I shall not go into the characters, habits, traumas, and inter-personal relationships of Lisa, Gimli, Abishag, and group, except to say that I would rather burn bamboo under my fingernails than drive three thousand miles with five cats.
It is too bad Roger was in sorry shape while they were there. The minor athletics of the water hole had become too much for him, and he had settled for a yellow water dish under the bathroom lavatory, which he kept conning one or the other of us to empty and refill with fresh. He slept a great deal, had difficulty getting onto his feet, walked like an old, old man, and was not interested in going outdoors even in the daytime. No Flying Red Horse. Meager appetite.

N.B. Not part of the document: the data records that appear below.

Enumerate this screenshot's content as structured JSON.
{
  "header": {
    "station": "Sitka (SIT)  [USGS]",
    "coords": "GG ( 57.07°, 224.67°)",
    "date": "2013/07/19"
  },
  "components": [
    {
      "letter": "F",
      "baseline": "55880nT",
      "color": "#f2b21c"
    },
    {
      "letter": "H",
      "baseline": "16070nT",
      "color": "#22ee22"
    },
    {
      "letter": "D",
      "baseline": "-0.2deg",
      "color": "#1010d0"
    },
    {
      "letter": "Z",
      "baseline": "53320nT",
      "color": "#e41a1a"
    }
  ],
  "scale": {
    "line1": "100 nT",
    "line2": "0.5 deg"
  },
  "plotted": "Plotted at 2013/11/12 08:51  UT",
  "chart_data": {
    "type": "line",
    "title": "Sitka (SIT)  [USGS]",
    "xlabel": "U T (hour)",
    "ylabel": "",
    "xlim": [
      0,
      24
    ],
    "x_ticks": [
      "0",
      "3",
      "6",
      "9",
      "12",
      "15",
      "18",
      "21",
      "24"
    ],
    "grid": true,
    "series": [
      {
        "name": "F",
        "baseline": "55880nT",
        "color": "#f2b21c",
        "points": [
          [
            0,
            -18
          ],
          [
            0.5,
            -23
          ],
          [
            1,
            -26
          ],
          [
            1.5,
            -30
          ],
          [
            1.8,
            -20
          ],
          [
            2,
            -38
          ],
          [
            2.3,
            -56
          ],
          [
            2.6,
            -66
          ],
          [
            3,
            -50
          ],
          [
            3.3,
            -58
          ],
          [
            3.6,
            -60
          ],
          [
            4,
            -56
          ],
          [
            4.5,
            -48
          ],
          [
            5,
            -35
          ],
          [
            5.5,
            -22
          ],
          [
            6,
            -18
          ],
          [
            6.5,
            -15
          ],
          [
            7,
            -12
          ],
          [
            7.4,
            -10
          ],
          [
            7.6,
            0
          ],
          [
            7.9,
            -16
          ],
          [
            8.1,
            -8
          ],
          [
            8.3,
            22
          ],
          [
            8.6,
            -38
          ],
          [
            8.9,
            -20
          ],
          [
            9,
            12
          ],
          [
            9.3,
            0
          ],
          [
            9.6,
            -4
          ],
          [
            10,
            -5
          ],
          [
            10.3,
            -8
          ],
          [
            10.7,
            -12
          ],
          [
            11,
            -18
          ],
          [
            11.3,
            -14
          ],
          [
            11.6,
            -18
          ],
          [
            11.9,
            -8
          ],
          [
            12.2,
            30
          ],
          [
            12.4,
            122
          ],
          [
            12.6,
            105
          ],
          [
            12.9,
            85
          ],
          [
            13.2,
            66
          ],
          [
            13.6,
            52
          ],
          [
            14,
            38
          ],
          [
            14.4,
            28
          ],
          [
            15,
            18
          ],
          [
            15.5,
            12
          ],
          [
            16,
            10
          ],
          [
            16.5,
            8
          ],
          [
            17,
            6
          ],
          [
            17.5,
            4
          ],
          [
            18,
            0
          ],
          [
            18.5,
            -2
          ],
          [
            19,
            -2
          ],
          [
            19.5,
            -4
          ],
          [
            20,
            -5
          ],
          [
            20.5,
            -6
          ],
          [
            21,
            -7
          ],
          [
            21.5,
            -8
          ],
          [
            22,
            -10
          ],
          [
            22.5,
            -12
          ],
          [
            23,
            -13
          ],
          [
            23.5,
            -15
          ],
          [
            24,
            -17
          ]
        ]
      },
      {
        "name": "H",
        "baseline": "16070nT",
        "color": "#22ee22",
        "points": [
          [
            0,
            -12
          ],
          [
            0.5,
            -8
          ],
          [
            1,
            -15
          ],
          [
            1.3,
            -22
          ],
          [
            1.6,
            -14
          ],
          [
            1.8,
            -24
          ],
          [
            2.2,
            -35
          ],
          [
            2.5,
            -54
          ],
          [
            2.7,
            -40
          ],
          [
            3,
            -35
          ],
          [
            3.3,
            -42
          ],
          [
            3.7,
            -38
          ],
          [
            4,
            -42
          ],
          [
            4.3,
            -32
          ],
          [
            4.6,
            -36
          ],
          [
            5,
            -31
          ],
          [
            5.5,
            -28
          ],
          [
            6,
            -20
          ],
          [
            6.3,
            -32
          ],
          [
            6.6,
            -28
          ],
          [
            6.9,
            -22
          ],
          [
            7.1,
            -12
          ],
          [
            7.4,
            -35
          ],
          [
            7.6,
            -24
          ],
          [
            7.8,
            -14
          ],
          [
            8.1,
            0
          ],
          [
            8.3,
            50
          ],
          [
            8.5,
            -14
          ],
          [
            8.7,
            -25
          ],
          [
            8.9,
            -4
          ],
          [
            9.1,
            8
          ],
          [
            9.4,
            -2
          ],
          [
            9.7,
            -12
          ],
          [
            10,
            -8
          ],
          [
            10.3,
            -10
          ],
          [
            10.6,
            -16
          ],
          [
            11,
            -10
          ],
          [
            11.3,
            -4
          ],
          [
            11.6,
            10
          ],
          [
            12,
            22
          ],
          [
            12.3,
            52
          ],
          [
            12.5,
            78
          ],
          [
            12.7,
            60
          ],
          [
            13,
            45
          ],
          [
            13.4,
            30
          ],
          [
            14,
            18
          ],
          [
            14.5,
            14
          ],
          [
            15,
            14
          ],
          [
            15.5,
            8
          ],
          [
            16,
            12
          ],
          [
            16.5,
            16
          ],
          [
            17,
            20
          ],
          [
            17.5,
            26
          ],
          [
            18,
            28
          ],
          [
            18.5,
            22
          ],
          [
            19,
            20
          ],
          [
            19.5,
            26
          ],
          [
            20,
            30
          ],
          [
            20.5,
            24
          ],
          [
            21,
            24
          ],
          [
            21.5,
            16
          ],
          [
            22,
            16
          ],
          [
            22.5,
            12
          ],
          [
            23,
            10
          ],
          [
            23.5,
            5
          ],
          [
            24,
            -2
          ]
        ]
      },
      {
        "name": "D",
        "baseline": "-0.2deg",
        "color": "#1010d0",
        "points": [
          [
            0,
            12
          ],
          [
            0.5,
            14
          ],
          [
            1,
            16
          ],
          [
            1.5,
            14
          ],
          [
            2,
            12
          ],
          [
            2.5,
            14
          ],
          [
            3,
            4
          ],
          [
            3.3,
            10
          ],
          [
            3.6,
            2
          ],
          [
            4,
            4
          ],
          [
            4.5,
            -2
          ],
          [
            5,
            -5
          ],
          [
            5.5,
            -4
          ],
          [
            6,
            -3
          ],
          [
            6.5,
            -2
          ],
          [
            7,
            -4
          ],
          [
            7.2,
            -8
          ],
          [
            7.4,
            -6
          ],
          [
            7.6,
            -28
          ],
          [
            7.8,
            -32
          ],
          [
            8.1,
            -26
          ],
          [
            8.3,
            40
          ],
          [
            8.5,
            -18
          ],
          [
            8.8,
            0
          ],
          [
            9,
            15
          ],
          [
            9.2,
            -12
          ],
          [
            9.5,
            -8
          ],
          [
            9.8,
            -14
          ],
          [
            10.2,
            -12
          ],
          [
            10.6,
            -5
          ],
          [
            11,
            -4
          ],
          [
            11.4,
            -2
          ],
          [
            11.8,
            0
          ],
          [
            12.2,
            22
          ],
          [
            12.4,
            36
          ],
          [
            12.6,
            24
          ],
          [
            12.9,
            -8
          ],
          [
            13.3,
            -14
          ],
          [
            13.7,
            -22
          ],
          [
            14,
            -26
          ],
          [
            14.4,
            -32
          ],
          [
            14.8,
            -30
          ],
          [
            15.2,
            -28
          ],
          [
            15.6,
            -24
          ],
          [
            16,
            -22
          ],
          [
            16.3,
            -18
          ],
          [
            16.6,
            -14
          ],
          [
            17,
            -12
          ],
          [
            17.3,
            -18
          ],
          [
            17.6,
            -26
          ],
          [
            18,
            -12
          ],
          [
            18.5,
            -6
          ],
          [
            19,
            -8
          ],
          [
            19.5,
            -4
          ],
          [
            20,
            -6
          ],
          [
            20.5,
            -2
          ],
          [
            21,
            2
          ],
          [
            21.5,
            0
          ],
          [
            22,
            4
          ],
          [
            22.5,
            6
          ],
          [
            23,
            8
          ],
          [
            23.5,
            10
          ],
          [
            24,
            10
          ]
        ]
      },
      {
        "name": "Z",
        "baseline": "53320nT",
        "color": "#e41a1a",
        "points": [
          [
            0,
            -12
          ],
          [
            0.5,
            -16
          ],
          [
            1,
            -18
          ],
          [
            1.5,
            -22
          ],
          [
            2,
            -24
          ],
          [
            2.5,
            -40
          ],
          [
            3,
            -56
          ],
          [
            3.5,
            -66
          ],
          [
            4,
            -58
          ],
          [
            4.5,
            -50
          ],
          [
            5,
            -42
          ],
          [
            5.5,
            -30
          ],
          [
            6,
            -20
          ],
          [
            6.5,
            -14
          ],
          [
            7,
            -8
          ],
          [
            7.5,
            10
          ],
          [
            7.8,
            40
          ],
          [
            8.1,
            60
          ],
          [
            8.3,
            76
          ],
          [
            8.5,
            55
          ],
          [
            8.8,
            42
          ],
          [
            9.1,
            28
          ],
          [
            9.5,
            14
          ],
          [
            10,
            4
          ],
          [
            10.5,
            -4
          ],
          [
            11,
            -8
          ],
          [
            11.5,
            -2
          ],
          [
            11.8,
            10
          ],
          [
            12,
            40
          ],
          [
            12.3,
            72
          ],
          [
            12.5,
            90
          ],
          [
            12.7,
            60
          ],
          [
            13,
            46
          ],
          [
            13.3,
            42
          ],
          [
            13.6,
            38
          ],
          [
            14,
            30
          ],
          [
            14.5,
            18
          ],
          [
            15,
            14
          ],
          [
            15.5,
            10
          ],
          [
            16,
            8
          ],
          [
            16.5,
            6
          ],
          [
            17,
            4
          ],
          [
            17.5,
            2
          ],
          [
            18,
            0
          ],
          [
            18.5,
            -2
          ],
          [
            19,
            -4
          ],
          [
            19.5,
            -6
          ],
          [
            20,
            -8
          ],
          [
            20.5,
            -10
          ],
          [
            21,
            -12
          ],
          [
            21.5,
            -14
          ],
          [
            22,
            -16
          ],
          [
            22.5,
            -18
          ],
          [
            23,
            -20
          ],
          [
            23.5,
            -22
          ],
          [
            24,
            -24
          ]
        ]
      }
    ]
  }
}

As far as appetite is concerned, Roger never hollered for his food. During Geoff’s lifetime he never had to. Geoff hollered for two. After Geoff died, Roger’s procedure was to go to his kitchen corner when Dorothy was getting a meal and merely sit and stare up at her with a total, fixed, placid expectancy. Every time she glanced down, he was looking into her face. Unlike Geoff and most other animals, Roger has never been reluctant to stare you right in the eye. And, if there is a face on his level, as when he is atop the bar, he likes to tuck his chin under, purr, and press his furry forehead against yours.
During this past year Roger has added one new little trick to a lifetime of improvisation. Dorothy almost always wears barefoot sandals. When she is at the sink and has not noticed him for what he considers too long a period, he moves closer to sit with one front paw resting on the top of her foot. It is a trusting and gentle reminder. Here is your cat. It is not something which could be an accident. It is too consistent. It establishes physical contact and, as such, is related to affection. For an old cat it seems that the food relationship becomes somewhat ceremonial, with a customary pattern of asking and receiving, even when it ends with but one small mouthful and the plodding return to the soft couch.